Seems the ctx len memeory cost is going to be an issue in the near future. Just wonder if there is any effor in reducing each coefficient in the formula
2 * n_elements * 2 # in bytes
E.g. using FP4/8 to compress kv cache, or considering the sparsity of kv cache. Just throwing some ideas out of my mind
@Yhyu13 There's this pull to allow quantizing the KV cache to Q8_0 (8bit): https://github.com/ggerganov/llama.cpp/pull/2969
However, it was a big, complicated pull and touched a lot of other stuff. It hasn't been updated in some time, so I think the author may have given up on it. 4bit would probably have a pretty noticeable effect on quality.
Using KCPP set for 32k context limit with the Q5_M quant, context takes about 15GB. Setting KCPP for 64k context (the max it will allow), context alone completely fills a 24GB P40. It doesn't go OOM, but it fails to fully load the model with other cuda errors.
32k context is the most I can successfully do with a pair of P40s using KCPP. Though it nominally works, the output is pure gibberish. A string of random words in a mix of english and chinese. Completely unusable. I don't know if this is an issue with the model itself, the quantization method, some incompatibility in KCPP, or a combination of factors. In any event, it's sadly unusable as-is.
For reference, it took a solid 15 minutes to generate a ~500 token response to a 32k prompt on a pair of P40s. Possibly still worthwhile in some situations, if the output was usable.
@Yhyu13 There's this pull to allow quantizing the KV cache to Q8_0 (8bit): https://github.com/ggerganov/llama.cpp/pull/2969
However, it was a big, complicated pull and touched a lot of other stuff.

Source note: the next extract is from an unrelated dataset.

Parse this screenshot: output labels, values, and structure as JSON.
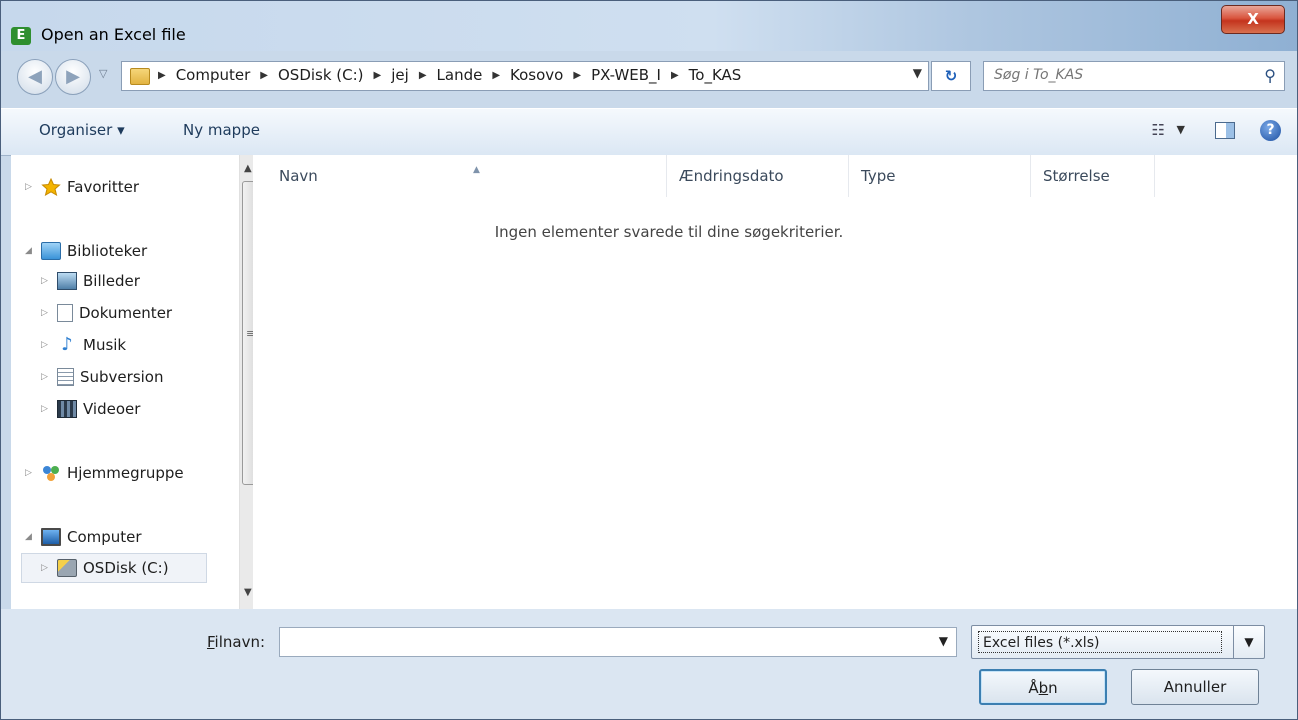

It hasn't been updated in some time, so I think the author may have given up on it. 4bit would probably have a pretty noticeable effect on quality.
@KerfuffleV2 LMDeploy has actually successfully deploy a KV int8 PTQ method here https://github.com/yhyu13/lmdeploy/blob/main/docs/en/kv_int8.md.
BTW, I found two papers presented by Google on using multi-query attention instead of multi-head attention to reduce mem requirment for attentioin kv cache
https://arxiv.org/pdf/2211.05102.pdf
https://ar5iv.labs.arxiv.org/html/2305.13245
Not sure if any of the open-source model severing platform has adapt to those
Moreover, Flash-attention is method to drop multi-head attention mem scaling from quadratic to linear https://huggingface.co/blog/optimize-llm, but forgive my ignorance, I haven't found any clue that flash-attention would work with attention weight quantization
LMDeploy has actually successfully deploy a KV int8 PTQ method here
The problem from the llama.cpp side wasn't that there wasn't an existing 8bit quantization to use or that quality or anything like that, the issue was making it fit in with the rest of the GGML/llama.cpp code. It also can't really borrow directly from projects like what you linked, most of the other stuff is written in Python while llama.cpp is... written in C++/C.
I found two papers presented by Google on using multi-query attention instead of multi-head attention to reduce mem requirment for attentioin kv cache
llama.cpp already uses that as far as I know, at least for 70B LLaMAv2 models.
I haven't found any clue that flash-attention would work with attention weight quantization
I think it's an approach to dealing with attention and doesn't really care about the exact format of the KV cache. So I think it could work whether the KV cache was f32, f16, or a quantized format.